Arriving in 1989 towards the tail end of the thrash metal scene, San Francisco act Mordred may have only been together for five years but showed more invention and innovation in that time than some bands achieved over a much longer period.

Although suffering at the hands of shifting musical trends, by embracing a number of varied and differing styles, Mordred still managed to produce three highly eclectic and well received studio albums in their brief time. A legacy they have now added to with comeback album The Dark Parade (M-Theory Audio).

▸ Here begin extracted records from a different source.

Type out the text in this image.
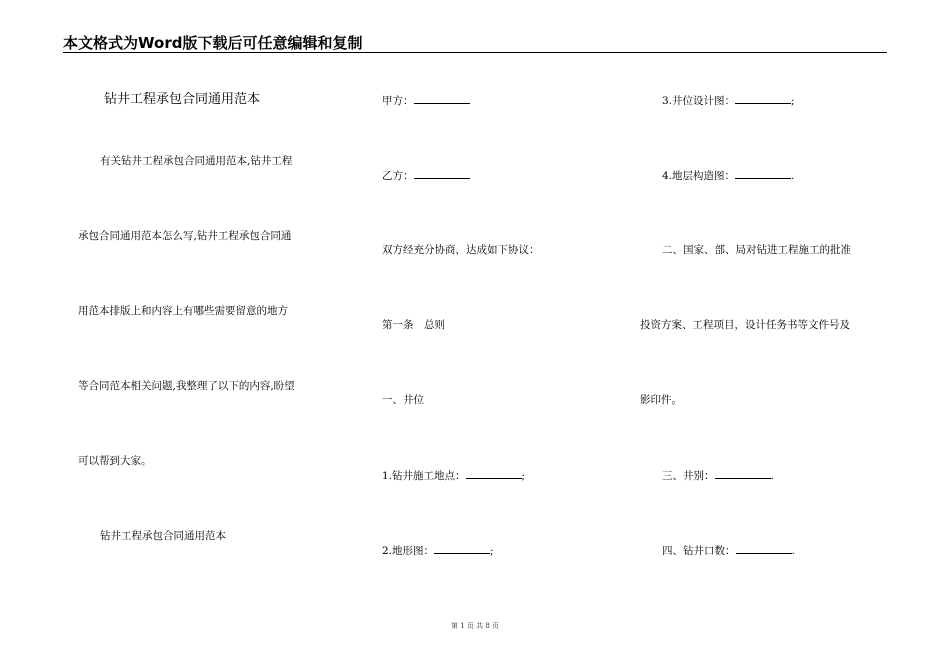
本文格式为Word版下载后可任意编辑和复制
钻井工程承包合同通用范本
有关钻井工程承包合同通用范本,钻井工程
承包合同通用范本怎么写,钻井工程承包合同通
用范本排版上和内容上有哪些需要留意的地方
等合同范本相关问题,我整理了以下的内容,盼望
可以帮到大家。
钻井工程承包合同通用范本
甲方：
乙方：
双方经充分协商，达成如下协议：
第一条　总则
一、井位
1.钻井施工地点：	;
2.地形图：	;
3.井位设计图：	;
4.地层构造图：	.
二、国家、部、局对钻进工程施工的批准
投资方案、工程项目，设计任务书等文件号及
影印件。
三、井别：	.
四、钻井口数：	.
第 1 页 共 8 页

Combining their classic Bay Area influences with funk, groove and hip-hop, the record opens with the thrash meets Faith No More eruption of ‘Demonic #7’. ‘Malignancy’ quickly follows with vocalist Scott Holderby channelling his inner Jello Biafra against a melting pot of jagged, punky riffs, nifty turntable moves and stirring melodies. The headlong charge of ‘I Am Charlie’ recalls the 2015 shootings at the offices of French satirical magazine, Charlie Hebdo, while the mid-paced Black Sabbath groove of ‘Dragging for Bodies’ is drenched in atmosphere and off-kilter sound effects.

The title track is a multi-coloured explosion of saxophone, brass and progressive eclecticism while the alternative thrash stomp of ‘All Eyes on the Prize’ and ‘Dented Lives’ take a simpler but no less effective approach. Closing the album with a cheeky blues groove, ‘Smash Goes the Bottle’ somehow manages to sound like it was written in the eighties and last week simultaneously.  

Punctuated by memorably eccentric vocals, the band present an array of different styles that mesh together with total focus, The Dark Parade standing as one of Mordred’s finest records to date.